RFR: 8140326: G1: Consider putting regions where evacuation failed into next collection set [v10]

Thu Aug 3 12:17:41 UTC 2023

On Thu, 3 Aug 2023 07:07:02 GMT, Thomas Schatzl <tschatzl at openjdk.org> wrote:

>> This change adds management of retained regions, i.e. trying to evacuate evacuation failed regions asap.
>> 
>> The advantage is that evacuation failed regions do not need to wait until the next marking to be cleaned out; as they are often very sparsely occupied (often being eden regions), this occupies a lot of space, potentially causing additional evacuation failures later on.
>> Another use of this change will be region pinning, which are basically evacuation failed regions that can not be reclaimed as long as they are pinned - however as soon as they are unpinned, they should be reclaimed for the same reasons as well.
>> 
>> It consists of several behavioral changes:
>> 
>> During garbage collection:
>> 
>> ... in the Evacuation phase:
>> * always collect dirty cards into evacuation failed regions proactively. In tests, the amount of cards/live objects per evacuation failed region is typically very small. Dirty cards are always put into the global refinement buffer immediately, assuming that we will keep most if not all evacuation failed regions.
>> 
>> ... during Post Evacuation 2/Free Collection Set phase:
>> * determine whether the region will be retained (kept for "immediate" evacuation) or not. Highly occupied regions are assumed to stay (mostly) live at least until the next marking, so do not bother with them.
>> 
>> These "retained" regions are collected in a new "from retained" set in the collection set candidates and managed separately from "from marking" regions. Having the "from retained" and "from marking" sets separate in the collection set candidates is easier to manage than to use a single list and the picking stuff from it. Particularly wrt to making sure that mixed gcs preferentially pick from the "from marking" list first, then second from the "from retained" list.
>> 
>> ... determining the collection set during the pause:
>>   * during gc, the collection set is preferentially (first) populated with regions from the "from marking" candidates (these are the important regions to get cleaned out), second from the "from retained" list.
>>   * g1 reserves up to 20% of max gc pause time for retained regions as optional candidates (this is a random number) to make sure that these are cleared out asap to free memory. There is also a minimum number of regions to take from the retained regions list.
>> 
>> During marking
>> 
>> ... changes to marking proper
>> * retained regions will not be marked through during concurrent mark, i.e. they are considered outside of ...
>
> Thomas Schatzl has updated the pull request incrementally with one additional commit since the last revision:
> 
>   Update retained region's top/stats at the end only; move pre_concurrent_start to before determining collection set to simplify condition what regions to set tams for

src/hotspot/share/gc/g1/g1HeapVerifier.cpp line 464:

> 462:     G1ConcurrentMark* cm = G1CollectedHeap::heap()->concurrent_mark();
> 463: 
> 464:     bool part_of_marking = !(r->is_collection_set_candidate() || !r->is_old_or_humongous());

`is_old_or_humongous() && !is_collection_set_candidate()` is probably easier to read; just like what is in `HeapRegion::note_start_of_marking`.

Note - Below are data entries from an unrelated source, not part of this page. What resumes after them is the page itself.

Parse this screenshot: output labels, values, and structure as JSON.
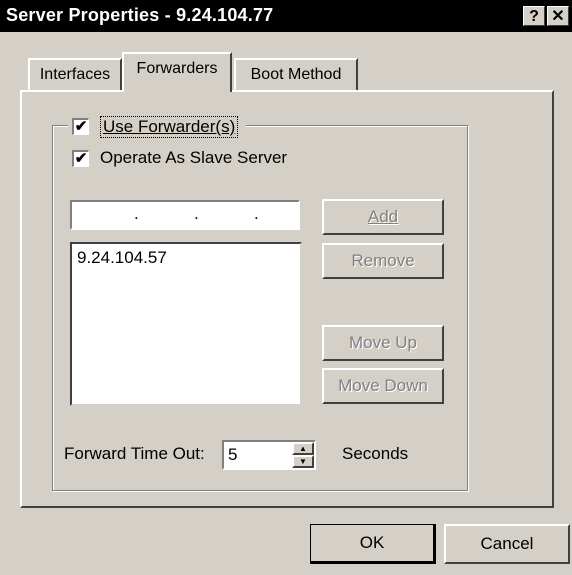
{
  "window": {
    "title": "Server Properties - 9.24.104.77",
    "help_glyph": "?",
    "close_glyph": "✕"
  },
  "tabs": [
    {
      "label": "Interfaces",
      "active": false
    },
    {
      "label": "Forwarders",
      "active": true
    },
    {
      "label": "Boot Method",
      "active": false
    }
  ],
  "forwarders": {
    "use_forwarders": {
      "label": "Use Forwarder(s)",
      "checked": true,
      "mark": "✔"
    },
    "slave_server": {
      "label": "Operate As Slave Server",
      "checked": true,
      "mark": "✔"
    },
    "ip_input": {
      "dots": [
        ".",
        ".",
        "."
      ],
      "value": ""
    },
    "list_items": [
      "9.24.104.57"
    ],
    "buttons": {
      "add": "Add",
      "remove": "Remove",
      "move_up": "Move Up",
      "move_down": "Move Down"
    },
    "timeout": {
      "label": "Forward Time Out:",
      "value": "5",
      "unit": "Seconds",
      "up_glyph": "▲",
      "down_glyph": "▼"
    }
  },
  "footer": {
    "ok": "OK",
    "cancel": "Cancel"
  }
}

src/hotspot/share/gc/g1/g1HeapVerifier.cpp line 506:

> 504:   // To compare liveness recorded in G1ConcurrentMark and actual we need to flush the
> 505:   // cache.
> 506:   G1CollectedHeap::heap()->concurrent_mark()->flush_all_task_caches();

It can be surprising for verification to update global vars (visible side effect). Does it make sense to verify marking related stats when marking is complete?

src/hotspot/share/gc/g1/g1Policy.cpp line 270:

> 268:     desired_eden_length_by_mmu = calculate_desired_eden_length_by_mmu();
> 269: 
> 270:     double base_time_ms = predict_base_time_ms(pending_cards, rs_length, true /* include_retained */);

Can "retained_time" be accounted for inside `calculate_desired_eden_length_by_pause`? It's kind of confusing that  the content of"base time" is context sensitive.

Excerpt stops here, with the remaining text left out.